Se…

Quantas e quantas vezes esta palavrinha de apenas duas letrinhas enveredou-se pelo meu caminho.

Ah! Se eu pudesse. Se eu porventura não dissesse. Não amasse. Não gostasse. Não tivesse nascido naquela mesma rua. Não tivesse me casado com aquela mesma mulher. E não tivesse escolhido esta profissão que abracei a tantos anos passados.

São tantos ses que até perdi a conta.

Por sorte minha estes mesmos ses não mudaram o meu destino.

Agora o tempo está cinzento. Nuvens ameaçadores encobrem o sorriso do sol. Tomara chova um cadinho. Durante a noite ou mesmo ao cair da tarde. Chovendo durante o dia incomoda aqueles que trabalham à luz do dia. Principalmente os trabalhadores braçais. Aqueles que recolhem o lixo da cidade. Ou até mesmo quem mora na roça. Dizem que vacas não se dão com barro grudento.

Daqui do alto, de onde escrevo, percebo a cidade acordando de seu sono madrugal. Poucas pessoas se veem pelas ruas. Ainda é cedo. Nesta segunda- feira de janeiro. Quase carnaval.

Se pudesse predizer o que seria de mim, nesta semana que tem começo, o que iria acontecer no decorrer do dia, talvez nem gostasse que isso acontecesse. Melhor seria ficar do jeito que está. Pois o futuro não me diz respeito. Melhor viver o presente. Que me foi dado de presente ao nascer.

Ah se eu pudesse ficar o dia inteiro apenas escrevendo, ditando o que minha imaginação dita, seria em verdade uma maravilha. Pena que a partir das oito o trabalho me espera. Ainda não estou aposentado.
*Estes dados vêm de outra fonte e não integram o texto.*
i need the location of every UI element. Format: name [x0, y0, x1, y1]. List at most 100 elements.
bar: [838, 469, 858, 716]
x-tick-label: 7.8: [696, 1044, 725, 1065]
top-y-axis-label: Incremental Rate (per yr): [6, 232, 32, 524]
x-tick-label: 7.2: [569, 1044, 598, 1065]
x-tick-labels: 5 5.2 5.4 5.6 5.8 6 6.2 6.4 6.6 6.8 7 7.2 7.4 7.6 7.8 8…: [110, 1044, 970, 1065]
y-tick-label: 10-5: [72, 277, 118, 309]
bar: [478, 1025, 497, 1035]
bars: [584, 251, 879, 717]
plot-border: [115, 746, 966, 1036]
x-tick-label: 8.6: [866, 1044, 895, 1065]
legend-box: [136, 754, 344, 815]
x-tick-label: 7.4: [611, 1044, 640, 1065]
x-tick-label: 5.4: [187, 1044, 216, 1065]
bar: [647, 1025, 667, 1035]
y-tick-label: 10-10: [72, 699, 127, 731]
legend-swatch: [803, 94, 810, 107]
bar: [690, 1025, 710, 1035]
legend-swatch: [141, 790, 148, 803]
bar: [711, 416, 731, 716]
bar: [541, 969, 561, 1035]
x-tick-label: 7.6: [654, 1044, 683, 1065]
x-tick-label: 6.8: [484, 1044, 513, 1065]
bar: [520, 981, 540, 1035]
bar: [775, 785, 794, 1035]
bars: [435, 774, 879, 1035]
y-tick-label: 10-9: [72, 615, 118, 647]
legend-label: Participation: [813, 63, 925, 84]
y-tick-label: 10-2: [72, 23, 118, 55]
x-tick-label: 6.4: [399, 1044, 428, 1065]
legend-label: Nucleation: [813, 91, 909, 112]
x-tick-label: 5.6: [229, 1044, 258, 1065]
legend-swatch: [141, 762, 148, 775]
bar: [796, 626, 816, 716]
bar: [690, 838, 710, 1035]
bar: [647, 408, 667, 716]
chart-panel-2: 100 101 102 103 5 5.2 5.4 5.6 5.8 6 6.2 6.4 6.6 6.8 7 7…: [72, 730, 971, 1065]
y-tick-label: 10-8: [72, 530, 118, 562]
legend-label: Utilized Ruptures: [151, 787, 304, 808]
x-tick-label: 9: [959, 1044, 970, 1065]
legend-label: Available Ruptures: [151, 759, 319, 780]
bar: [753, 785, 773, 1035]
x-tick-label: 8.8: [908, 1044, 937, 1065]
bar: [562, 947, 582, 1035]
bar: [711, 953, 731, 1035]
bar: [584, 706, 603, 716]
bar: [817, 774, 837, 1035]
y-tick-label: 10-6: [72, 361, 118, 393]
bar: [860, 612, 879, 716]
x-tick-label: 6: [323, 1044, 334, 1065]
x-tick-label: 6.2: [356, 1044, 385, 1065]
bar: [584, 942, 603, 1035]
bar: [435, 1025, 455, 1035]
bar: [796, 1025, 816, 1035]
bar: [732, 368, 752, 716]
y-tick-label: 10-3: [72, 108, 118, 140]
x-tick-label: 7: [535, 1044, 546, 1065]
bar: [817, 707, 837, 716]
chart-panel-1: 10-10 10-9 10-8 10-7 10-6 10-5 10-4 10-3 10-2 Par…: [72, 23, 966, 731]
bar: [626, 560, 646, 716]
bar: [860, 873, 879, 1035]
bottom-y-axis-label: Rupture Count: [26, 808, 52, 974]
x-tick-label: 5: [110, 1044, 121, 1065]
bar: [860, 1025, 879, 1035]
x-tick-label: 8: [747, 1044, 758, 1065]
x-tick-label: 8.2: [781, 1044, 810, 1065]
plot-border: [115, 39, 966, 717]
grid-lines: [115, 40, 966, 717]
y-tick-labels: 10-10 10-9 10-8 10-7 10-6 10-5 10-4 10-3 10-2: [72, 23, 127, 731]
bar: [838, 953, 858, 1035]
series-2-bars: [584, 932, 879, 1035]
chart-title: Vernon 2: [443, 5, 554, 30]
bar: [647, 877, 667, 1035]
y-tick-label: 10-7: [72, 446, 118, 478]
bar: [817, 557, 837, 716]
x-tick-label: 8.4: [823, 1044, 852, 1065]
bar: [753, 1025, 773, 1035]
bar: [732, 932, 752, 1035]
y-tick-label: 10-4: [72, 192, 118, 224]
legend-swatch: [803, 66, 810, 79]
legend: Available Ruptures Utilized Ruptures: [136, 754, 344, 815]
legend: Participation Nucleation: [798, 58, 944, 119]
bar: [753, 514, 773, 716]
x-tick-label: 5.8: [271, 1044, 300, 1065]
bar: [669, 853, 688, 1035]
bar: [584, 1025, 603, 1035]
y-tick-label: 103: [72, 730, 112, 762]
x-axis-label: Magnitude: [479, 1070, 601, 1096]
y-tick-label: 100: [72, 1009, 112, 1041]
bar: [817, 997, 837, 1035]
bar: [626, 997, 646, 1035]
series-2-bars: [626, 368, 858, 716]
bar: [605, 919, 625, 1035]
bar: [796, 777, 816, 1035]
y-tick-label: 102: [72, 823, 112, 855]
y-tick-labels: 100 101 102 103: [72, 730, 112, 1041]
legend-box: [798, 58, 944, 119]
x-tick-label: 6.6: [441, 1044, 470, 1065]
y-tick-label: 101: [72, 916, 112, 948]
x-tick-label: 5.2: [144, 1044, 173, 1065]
Da arte de escrever espero jamais.

Se eu pudesse empacar os ponteiros dos relógios, fazer com que eles estacionassem no tempo, tendo domínio sobre meus atos, talvez seria melhor ficar como está. Já que não posso decidir o que será melhor pra mim, deixo o tempo passar.

Se eu pudesse, e meu desejo se concretizasse, voltaria a ser criança. Da idade exata dos meus netinhos. Doce infância.

E seu pudesse ter meus pais novamente junto a mim, talvez tenha sido mais cuidadoso no trato com eles. Principalmente quando meu pai adoeceu. Como médico pouco pude fazer para atenuar-lhe o sofrimento.

E seu pudesse decidir sobre meu destino, mudar o curso dos anos, não cometeria tantos desenganos. Seria mais prudente, menos ansioso, mais paciencioso, mais condescendente.

E se eu pudesse prever o meu futuro, não mudaria nada. Pois o meu presente é tão rico em felicidade. Tenho a família que gostaria de ter. Tanto a que me gerou quanto aquela que ajudei a construir.

Se, tantos ses, nesta manhã cinzenta, pudesse ajudar o sol sorrir, confesso que o faria alegremente.

Pena que não posso mudar o curso do tempo. Anos se passaram. E nada pude fazer para aquietar minhalma.

E se, por acaso, pudesse mudar um cadinho de mim, não saberia dizer para onde iria. Talvez pelo mesmo caminho. Sem volta. Sem arrependimentos. Sem lamentos.

E se por acaso alguém pudesse ajudar a reconstruir o que sou, talvez não iria concordar com a mudança. Pois sou feliz como sou. Refém dos meus senões.

Da minha sensibilidade tamanha. Que só aumenta com a idade.

Se eu pudesse em nada mudaria a marcha do tempo. Pena que ele caminha tão rápido. E nem consigo vislumbrar o que vem depois.